Formel 1 für London kein Thema mehr

Nach dem Erfolg der Formel-1-Demofahrten in der Regent Street 2004 und angesichts der Kritik, die über Jahre hinweg an Silverstone als Grand-Prix-Ort geäußert wurde, stand ein Formel-1-Rennen in der Innenstadt von London immer wieder im Raum.

Entsprechende Pläne wurden ausgearbeitet, beispielsweise für ein Rennen im Hyde Park, doch den Schlussstrich zog nun Bürgermeister Ken Livingstone selbst. Ein Grand Prix würde die Stadt knapp 50 Millionen Euro kosten.

"Wenn ich in die Taschen der Steuerzahler greife und 30 Millionen Pfund rausnehme, dann könnten wir wohl nicht mehr sicher über die Straße gehen", erklärte er.

Alonso: „McLaren weiß, was zu tun ist”

Fernando Alonso stand schon vor dem Saisonstart als künftiger Fahrer der Silberpfeile fest. Seit auch bekannt ist, dass Kimi Räikkönen ab 2007 für Ferrari fahren wird, ist die Suche nach einem zweiten Piloten bei McLaren-Mercedes in vollem Gange.

Zwei Hauptprotagonisten stachen dabei heraus: Pedro de la Rosa ersetzte ab dem Frankreich GP Juan-Pablo Montoya und macht sich ebenso Hoffnungen auf das Stammcockpit 2007 wie GP2-Meister Lewis Hamilton.

Alonso möchte sich in die schwierige Fahrerwahl nicht einmischen. "Pedro ist ein toller Fahrer, ein guter Freund und auch Spanier - aber das alles zählt nicht", erklärte er in der El Pais. Über Hamilton weiß er noch nicht sehr viel. "Er hatte eine großartige Saison in der GP2, aber ich kenne ihn nicht als Formel-1-Fahrer. Bei McLaren-Mercedes weiß man genau, was besser zur Zukunft des Teams passt."

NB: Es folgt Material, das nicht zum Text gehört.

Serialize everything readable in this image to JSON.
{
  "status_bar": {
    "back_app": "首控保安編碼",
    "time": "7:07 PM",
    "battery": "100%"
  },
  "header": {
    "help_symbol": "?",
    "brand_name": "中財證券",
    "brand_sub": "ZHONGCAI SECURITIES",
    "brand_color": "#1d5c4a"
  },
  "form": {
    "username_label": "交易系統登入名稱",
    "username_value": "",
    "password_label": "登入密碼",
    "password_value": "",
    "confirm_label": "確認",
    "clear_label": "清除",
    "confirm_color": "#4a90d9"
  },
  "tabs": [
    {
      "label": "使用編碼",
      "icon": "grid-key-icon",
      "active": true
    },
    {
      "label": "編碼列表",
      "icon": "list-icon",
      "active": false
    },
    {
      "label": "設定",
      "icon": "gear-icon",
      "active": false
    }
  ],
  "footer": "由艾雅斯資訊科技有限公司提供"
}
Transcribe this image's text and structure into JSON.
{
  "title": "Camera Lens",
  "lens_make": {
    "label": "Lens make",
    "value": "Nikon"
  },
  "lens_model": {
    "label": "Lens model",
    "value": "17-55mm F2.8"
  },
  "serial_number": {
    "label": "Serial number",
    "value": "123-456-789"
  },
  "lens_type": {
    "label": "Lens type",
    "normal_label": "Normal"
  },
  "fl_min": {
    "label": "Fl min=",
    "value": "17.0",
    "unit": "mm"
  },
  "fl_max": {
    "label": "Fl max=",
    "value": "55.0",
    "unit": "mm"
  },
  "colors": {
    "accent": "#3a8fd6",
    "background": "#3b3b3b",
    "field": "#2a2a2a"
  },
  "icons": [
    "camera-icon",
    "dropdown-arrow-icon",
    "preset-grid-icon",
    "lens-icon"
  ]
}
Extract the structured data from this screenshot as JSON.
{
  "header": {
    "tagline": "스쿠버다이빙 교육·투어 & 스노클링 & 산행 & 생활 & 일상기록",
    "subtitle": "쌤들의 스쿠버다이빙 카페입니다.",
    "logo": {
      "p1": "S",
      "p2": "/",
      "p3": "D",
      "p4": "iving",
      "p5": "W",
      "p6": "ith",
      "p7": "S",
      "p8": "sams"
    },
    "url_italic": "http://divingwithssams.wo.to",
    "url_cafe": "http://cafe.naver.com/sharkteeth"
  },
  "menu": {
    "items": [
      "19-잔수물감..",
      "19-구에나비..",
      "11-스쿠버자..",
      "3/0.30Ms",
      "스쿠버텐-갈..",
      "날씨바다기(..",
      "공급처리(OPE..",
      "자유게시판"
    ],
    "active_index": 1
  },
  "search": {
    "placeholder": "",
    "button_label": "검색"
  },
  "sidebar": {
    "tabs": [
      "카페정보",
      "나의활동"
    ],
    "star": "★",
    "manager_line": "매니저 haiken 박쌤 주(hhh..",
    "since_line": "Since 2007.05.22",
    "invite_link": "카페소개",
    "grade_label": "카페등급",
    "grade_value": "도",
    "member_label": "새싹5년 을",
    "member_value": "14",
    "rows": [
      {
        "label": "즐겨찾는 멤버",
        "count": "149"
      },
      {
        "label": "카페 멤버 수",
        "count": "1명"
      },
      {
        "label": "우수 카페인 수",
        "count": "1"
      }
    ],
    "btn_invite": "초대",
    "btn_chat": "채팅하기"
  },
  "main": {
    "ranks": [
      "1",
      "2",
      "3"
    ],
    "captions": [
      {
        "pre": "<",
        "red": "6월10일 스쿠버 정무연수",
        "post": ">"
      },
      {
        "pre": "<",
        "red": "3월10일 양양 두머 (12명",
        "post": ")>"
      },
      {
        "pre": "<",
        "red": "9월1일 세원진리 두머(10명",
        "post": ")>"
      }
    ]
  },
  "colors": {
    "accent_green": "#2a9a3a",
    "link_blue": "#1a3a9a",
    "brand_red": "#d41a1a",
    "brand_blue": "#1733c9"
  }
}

Planen Prost und Nissan ein Formel-1-Projekt?

Alain Prost denkt angeblich über ein Comeback in der „Königsklasse des Motorsports” nach: Laut eines Berichts im Le Journal du Dimanche will der vierfache Weltmeister nach dem Konkurs seines eigenen Rennstalls Ende 2001 in die Formel 1 zurückkehren.

Wie genau die Comeback-Ambitionen des 51jährigen aussehen, ist nicht bekannt, offenbar hat er jedoch bereits Kontakt zu Renault- und Nissan-Chef Carlos Ghosn aufgenommen. Gerüchten zufolge könnte die Automobilgruppe nämlich neben Renault auch noch Nissan in den Grand-Prix-Sport schicken.

In der Praxis ist es freilich unwahrscheinlich, dass das Projekt Erfolg haben wird, denn ab 2008 sind per Reglement bekanntlich nur noch maximal zwölf Teams zugelassen - und neben den bestehenden elf Rennställen hat die Prodrive-Operation von David Richards ihren Platz bereits fix in der Tasche. Auch sonst hegt derzeit niemand Ambitionen, ein Team zu verkaufen.